PERTURBATEURS ENDOCRINIENS, SANTE ENVIRONNEMENTALE : LE TEMPS DE L’ACTION !

« Stratégie pertinente et opportune », « Résultats positifs qui restent le plus souvent à amplifier »...Les Inspections générales (Santé, Développement Durable et Agriculture) ont publié leur rapport d’évaluation de la Stratégie Nationale Perturbateurs Endocriniens SNPE. Feu vert donc pour la 2ème phase !

Le RES s’est félicité de ce rapport car la SNPE était une demande du RES. La SNPE repose sur un objectif : diminuer l’exposition de la population, sans référence à des normes.

C’est exactement l’objectif de la Charte « Villes et Territoires sans PE » lancée par le RES en octobre dernier. Grande Synthe, Coeur d’Ostrevent, Paris, Strasbourg, ... des collectivités locales de plus en plus nombreuses s’engagent. Autre préconisation des inspections générales : réexaminer les normes compte-tenu de la spécificité des PE.
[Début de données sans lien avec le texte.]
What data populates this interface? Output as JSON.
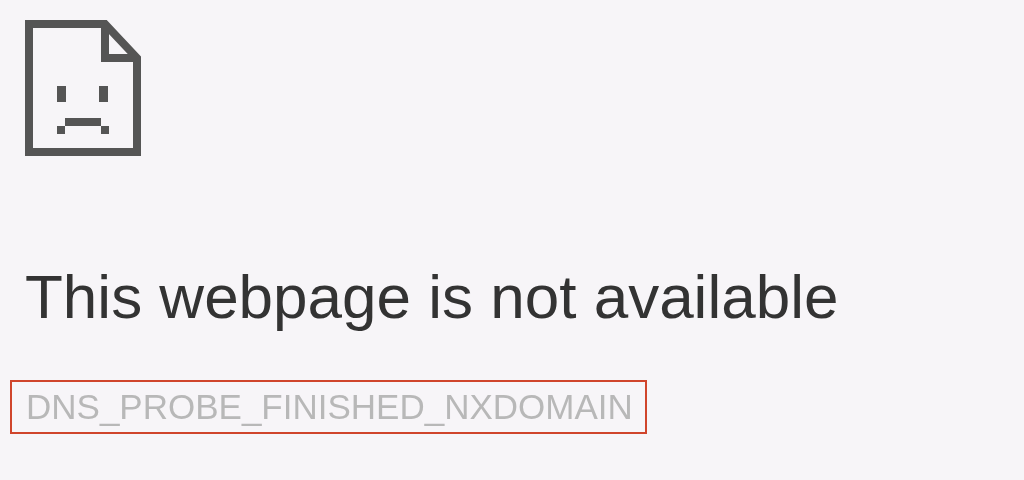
{
  "title": "This webpage is not available",
  "error_code": {
    "text": "DNS_PROBE_FINISHED_NXDOMAIN",
    "highlighted": true
  }
}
C’était exactement l’objectif du colloque organisé par le RES le 20 mars dernier à Poitiers. 200 personnes réunies pour réfléchir sur le thème « PE, Eau et Santé : quelles normes pour demain ? ». Les normes actuelles sont en effet obsolètes car basées sur la science d’il y a 50 ans.

2018 est une année charnière, puisque l’Assemblée générale de l’ONU va de nouveau débattre de la réponse de la communauté internationale à l’épidémie mondiale de maladies chroniques. Objectif : - 30 % de mortalité prématurée d’ici 2030.
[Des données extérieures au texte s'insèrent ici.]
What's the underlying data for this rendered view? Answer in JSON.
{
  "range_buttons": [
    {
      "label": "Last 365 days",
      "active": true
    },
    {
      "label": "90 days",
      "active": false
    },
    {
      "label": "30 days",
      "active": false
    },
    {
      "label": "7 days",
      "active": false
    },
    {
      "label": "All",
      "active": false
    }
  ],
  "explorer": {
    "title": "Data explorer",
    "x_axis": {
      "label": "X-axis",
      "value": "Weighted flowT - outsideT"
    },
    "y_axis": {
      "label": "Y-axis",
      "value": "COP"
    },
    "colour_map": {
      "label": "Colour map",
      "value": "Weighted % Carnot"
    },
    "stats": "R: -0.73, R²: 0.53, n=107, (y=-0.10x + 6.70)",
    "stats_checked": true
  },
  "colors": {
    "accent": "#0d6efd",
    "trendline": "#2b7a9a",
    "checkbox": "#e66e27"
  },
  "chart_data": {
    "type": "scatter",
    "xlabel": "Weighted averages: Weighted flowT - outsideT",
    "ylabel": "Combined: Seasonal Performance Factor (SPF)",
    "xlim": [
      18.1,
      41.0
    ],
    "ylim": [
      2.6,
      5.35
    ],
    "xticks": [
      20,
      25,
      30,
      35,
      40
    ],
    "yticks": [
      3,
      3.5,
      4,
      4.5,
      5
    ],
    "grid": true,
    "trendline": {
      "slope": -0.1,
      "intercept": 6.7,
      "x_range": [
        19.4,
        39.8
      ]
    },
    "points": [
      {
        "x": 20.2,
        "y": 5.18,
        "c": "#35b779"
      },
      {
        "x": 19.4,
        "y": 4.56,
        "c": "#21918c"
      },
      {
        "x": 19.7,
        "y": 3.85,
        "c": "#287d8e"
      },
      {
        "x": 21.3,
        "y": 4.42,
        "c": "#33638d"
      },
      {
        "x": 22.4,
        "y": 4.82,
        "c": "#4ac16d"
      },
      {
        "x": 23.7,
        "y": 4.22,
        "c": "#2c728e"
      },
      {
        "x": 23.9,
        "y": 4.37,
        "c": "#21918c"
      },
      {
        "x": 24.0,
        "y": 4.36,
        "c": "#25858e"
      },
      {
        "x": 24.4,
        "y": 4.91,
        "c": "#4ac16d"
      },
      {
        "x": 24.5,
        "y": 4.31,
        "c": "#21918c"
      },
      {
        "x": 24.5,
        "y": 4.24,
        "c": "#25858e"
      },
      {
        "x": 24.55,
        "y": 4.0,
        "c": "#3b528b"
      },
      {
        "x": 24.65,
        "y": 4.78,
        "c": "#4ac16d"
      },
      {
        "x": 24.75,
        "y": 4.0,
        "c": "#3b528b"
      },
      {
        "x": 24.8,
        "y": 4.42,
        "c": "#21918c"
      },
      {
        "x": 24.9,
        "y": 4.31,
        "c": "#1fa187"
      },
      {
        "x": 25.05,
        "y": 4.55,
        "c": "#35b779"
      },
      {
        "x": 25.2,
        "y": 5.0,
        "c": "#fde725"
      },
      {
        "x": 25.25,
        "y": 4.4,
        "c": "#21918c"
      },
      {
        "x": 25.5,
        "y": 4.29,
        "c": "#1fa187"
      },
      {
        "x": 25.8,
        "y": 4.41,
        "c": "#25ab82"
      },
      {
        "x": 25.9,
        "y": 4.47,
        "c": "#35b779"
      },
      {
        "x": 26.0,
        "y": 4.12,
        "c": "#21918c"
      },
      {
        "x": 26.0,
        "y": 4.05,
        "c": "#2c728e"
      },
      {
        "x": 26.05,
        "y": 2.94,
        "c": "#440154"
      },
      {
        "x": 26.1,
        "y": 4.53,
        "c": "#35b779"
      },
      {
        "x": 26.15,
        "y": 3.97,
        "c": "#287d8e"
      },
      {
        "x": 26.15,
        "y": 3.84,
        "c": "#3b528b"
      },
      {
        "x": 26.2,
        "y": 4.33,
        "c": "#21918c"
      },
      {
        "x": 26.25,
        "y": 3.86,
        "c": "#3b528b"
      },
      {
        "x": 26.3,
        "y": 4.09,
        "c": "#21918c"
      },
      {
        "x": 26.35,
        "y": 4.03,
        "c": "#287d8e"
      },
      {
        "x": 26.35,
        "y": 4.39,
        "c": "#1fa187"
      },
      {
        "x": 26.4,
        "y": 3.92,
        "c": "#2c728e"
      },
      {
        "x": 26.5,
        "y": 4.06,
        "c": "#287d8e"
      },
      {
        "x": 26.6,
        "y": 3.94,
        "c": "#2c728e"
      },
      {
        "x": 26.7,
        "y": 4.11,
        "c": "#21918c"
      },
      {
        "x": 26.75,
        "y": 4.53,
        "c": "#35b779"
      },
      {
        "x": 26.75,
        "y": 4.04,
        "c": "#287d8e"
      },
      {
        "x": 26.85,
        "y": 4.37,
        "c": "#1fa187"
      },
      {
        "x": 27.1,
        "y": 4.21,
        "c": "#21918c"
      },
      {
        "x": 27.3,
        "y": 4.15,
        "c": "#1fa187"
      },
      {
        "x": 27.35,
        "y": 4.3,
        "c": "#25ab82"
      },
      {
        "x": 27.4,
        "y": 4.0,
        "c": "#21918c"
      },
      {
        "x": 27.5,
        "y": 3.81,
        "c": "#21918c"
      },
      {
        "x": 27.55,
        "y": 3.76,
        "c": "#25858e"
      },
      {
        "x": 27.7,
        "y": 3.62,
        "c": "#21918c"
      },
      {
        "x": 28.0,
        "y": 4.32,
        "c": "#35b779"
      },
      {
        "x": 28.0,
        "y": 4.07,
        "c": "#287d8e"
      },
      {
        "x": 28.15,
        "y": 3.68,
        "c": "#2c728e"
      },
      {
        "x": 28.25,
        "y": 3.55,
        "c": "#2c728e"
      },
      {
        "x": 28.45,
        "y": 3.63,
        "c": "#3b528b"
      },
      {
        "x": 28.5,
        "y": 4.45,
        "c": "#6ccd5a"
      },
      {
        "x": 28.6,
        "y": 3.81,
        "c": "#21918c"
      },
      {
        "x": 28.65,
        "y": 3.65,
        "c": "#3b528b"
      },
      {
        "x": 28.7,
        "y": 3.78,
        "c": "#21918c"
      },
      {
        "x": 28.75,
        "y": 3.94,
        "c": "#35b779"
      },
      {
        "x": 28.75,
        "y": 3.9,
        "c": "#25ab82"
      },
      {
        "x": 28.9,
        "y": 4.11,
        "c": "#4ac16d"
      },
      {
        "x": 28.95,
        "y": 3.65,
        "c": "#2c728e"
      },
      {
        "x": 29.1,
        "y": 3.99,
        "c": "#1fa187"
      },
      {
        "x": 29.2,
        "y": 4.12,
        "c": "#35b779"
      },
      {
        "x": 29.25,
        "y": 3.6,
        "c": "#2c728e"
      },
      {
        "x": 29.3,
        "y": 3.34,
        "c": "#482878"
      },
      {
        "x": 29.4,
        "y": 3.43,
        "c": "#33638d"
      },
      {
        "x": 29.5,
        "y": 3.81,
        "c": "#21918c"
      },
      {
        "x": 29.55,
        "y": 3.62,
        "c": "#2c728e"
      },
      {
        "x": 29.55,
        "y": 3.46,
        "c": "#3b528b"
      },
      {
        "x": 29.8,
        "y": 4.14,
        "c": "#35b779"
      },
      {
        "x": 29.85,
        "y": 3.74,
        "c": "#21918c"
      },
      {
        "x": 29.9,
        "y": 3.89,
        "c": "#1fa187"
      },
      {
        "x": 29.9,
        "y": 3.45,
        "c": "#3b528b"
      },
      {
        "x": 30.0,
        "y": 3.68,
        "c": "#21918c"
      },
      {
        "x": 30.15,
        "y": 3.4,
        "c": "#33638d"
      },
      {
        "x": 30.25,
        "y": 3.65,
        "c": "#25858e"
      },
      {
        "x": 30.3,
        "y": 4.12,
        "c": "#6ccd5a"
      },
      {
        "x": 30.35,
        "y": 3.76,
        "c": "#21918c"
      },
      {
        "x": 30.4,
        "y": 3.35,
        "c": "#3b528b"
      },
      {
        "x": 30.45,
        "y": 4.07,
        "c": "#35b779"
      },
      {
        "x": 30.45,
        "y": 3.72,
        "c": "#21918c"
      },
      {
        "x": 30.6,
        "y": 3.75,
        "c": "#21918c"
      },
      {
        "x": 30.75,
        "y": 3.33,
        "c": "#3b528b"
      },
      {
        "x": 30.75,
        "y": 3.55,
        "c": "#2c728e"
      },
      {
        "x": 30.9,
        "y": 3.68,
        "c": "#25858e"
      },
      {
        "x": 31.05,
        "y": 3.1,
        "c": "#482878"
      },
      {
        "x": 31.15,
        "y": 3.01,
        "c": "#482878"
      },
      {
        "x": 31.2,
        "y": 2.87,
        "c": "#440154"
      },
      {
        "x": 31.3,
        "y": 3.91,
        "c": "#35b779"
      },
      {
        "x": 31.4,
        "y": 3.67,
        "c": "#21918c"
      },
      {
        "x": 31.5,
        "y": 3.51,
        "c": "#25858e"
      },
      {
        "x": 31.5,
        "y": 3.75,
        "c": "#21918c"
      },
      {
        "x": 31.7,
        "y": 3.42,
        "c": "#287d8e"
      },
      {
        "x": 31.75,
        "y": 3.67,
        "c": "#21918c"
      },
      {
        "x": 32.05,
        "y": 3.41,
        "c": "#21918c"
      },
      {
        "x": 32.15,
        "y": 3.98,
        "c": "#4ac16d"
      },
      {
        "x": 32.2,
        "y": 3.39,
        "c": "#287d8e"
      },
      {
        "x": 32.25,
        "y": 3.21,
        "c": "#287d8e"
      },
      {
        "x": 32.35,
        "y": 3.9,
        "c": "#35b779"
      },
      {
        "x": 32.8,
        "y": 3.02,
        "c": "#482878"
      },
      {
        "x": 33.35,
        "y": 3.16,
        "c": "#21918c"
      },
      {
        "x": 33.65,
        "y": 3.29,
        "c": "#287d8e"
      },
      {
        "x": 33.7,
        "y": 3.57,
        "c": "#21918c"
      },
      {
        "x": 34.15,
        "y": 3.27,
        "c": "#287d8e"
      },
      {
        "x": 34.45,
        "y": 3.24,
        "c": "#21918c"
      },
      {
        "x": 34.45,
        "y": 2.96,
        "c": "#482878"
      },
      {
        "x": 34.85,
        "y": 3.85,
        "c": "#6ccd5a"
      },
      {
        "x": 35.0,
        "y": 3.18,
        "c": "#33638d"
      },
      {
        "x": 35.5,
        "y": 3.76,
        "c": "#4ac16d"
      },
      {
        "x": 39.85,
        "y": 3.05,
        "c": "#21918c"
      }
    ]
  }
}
Mais la Ministre de la Santé présente sa stratégie de santé sans y faire référence et la santé environnementale reste marginale.

Le RES demande l’organisation d’Etats Généraux de la Santé Environnementale. Plus que jamais un grand mouvement citoyen est nécessaire pour faire bouger les lignes. C’est possible, comme le montre l’appel lancé dans le bassin minier le 3 février dernier et porté par les collectivités locales, à l’initiative de l’association APRES, membre du RES !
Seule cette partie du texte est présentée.